We have to be prepared for the possibility that the state schools will now refuse to honor their commitments.  And we need to be prepared for MARAD to again try to run cover for the state schools. MARAD is likely going to repeat its false claim that it has no control over the state schools. That is far from the truth. MARAD provides tens of millions (and with the construction of the training ships, hundreds of millions) of dollars in support of each state school. As MARAD’s former General Counsel has pointed out, MARAD has “the positional power to demand accountability.”

In other words, MARAD has the power of the purse.

And Title IX, which gives the federal government a huge say on SASH issues at colleges and universities, affirms that power of the purse. It gives agencies that provide funding to institutions of higher learning the power to terminate, refuse to grant,  or refuse to continue to fund, an institution that is not providing adequate safeguards against SASH for the institutions’ students. 42 U.S.C. § 2000d-1. (If anyone is interested in doing a deep dive into Title IX, a great USDOJ “explainer” is found here.) MARAD is the funding agency and therefore it has enormous control over what happens in the state schools when it comes to SASH.

But, on top of that, two federal laws give MARAD (through the Secretary of Transportation) the power to “provide for” training on commercial ships. One law is for ship-board training of state school students and the other is for ship-board training of USMMA midshipmen. These two laws give MARAD the identical power when it comes to shipboard training on commercial vessels:

The power to “provide for” this training necessarily includes the power to specify how the training will be provided and the conditions under which it will be provided—including imposing EMBARC conditions.

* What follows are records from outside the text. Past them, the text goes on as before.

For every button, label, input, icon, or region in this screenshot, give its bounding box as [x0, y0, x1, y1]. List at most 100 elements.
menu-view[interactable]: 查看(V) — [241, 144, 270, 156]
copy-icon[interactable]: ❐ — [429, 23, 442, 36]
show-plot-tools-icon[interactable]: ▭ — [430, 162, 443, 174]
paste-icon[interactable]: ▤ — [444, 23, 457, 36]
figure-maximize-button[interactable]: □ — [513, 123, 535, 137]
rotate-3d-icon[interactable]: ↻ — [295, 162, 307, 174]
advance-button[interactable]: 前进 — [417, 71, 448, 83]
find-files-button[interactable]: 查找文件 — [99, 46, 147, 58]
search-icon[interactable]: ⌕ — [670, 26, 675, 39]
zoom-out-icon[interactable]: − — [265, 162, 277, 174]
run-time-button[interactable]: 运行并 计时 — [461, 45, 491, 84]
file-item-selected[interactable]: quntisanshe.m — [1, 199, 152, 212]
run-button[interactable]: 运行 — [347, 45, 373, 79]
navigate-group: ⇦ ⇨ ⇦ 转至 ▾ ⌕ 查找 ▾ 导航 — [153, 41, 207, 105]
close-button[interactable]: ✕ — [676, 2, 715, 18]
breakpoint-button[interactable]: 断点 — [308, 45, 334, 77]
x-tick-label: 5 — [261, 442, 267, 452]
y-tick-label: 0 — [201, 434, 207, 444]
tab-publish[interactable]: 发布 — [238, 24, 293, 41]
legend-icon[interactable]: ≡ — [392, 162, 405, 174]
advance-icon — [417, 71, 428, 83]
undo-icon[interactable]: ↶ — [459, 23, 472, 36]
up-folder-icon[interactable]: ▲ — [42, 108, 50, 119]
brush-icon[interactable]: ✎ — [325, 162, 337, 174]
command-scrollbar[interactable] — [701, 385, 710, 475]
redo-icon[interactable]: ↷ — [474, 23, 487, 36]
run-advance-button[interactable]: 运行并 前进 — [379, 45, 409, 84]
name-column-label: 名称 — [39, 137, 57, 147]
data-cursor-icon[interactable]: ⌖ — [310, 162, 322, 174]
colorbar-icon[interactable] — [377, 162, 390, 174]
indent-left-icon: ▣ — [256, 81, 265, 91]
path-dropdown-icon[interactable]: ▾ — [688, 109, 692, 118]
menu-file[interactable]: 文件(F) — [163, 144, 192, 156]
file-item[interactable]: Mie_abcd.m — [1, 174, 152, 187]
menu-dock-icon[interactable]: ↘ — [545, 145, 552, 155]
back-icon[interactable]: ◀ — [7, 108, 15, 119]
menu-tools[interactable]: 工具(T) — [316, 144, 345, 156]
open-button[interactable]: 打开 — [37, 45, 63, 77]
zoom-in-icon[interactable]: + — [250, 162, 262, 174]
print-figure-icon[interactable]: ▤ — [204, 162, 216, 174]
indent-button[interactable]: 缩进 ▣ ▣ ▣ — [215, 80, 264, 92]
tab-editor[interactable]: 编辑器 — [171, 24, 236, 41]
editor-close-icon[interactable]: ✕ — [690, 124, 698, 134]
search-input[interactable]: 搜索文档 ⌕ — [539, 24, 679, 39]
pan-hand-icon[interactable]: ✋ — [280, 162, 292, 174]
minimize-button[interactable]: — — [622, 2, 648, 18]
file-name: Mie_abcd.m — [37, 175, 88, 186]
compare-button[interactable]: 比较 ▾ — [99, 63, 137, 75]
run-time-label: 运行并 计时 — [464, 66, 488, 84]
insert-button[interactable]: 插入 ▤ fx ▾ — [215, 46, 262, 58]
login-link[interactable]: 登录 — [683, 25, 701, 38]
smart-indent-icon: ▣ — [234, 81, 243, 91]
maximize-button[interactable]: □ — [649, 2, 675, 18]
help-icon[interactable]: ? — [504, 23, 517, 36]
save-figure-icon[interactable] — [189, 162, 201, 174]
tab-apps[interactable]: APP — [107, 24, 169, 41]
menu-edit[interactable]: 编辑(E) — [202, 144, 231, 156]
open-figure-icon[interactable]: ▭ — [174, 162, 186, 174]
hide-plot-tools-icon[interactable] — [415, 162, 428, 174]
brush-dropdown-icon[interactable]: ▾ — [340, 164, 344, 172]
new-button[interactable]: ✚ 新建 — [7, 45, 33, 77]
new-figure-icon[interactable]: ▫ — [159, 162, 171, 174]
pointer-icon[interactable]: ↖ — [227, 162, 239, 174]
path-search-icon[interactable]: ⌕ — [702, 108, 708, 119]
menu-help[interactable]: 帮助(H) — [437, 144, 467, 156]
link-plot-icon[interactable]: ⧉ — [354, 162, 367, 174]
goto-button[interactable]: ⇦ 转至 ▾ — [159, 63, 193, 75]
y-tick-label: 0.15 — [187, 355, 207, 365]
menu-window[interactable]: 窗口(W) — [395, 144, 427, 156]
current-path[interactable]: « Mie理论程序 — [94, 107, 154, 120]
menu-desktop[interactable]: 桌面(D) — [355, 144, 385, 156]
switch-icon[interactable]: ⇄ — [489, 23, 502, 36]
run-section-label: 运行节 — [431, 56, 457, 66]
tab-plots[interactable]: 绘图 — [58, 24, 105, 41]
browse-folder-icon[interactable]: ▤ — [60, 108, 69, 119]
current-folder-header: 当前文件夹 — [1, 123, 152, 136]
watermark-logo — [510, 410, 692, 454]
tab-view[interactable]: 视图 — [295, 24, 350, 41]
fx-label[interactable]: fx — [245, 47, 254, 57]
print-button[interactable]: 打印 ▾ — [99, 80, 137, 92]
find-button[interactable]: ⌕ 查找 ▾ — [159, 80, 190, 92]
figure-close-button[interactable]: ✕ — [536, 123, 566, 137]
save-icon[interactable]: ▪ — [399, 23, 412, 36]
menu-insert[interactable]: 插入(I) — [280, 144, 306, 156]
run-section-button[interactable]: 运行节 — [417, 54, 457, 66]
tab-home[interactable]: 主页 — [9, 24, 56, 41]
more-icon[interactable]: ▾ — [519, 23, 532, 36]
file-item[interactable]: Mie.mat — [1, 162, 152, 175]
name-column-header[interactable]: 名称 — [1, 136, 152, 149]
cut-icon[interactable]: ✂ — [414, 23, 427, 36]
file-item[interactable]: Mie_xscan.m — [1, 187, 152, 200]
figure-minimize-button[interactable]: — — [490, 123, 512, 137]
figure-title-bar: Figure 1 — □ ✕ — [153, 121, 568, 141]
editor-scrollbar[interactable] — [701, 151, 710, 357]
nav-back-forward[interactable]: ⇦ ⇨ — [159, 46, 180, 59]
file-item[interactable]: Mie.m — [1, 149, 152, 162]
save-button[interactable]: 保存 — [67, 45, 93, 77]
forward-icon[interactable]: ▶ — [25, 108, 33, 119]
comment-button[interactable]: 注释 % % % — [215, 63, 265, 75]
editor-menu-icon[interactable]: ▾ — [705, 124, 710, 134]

While I do not wish the misfortune of cancellation of Sea Year on anyone, if concern over student safety is truly the priority, it should not be used as a backdoor way to benefit the state schools. (Cui bono?) Thus, MARAD needs to apply and implement EMBARC equally to all maritime training institutions. 

At least now that we are all in the same lifeboat, we can all start rowing in the same direction instead of taking advantage of the 129-ship situation to the detriment of USMMA midshipmen. Where do we row? All maritime schools (state and federal) should now be working with MARAD to develop a “bridge to EMBARC.” The EMBARC protocols as they are today can realistically take a year for companies to adopt. We cannot afford to suspend training on almost all commercial shipping for a year. That will essentially require midshipmen and students at seven maritime schools to have their graduations delayed by as much as a year.

It is time for MARAD to sit down with the stakeholders at the schools and develop some common sense strategies for restoring Sea Year now, while we all work together to make the Sea Year experience even safer in the future. Let’s all work together—MARAD, the state schools, USMMA, and industry—to sink sexual assault and harassment in the merchant marine. That is the common goal that has become utterly lost in the debate over the poorly-thought-out and hastily-imposed EMBARC standards.

 

4 Comments

  1. You are such a loser. You have zero credibility. Why don’t you care about the welfare of students? I remember when you bullied Helis. You are awful.

    I know you won’t post this because you filter everything you publish to reflect support of your cause.

    • Nope, not afraid to post criticism and never have been. I usually don’t post ad hominem attacks like this because they are meaningless. But, I thought I’d give you a chance to support your claim that I have no credibility. The problem you will have is that I am meticulous in supporting what I write. That’s why I have such excellent credibility.

      Show me a post where I was wrong and didn’t correct it (with a transparent edit to indicate that I had corrected it). I think there were maybe two times during the Helis regime where I corrected something I had posted when I realized I had made a mistake. But when I did that, I also made an indication that I had edited the post to correct it. That’s the other reason I enjoy such excellent credibility.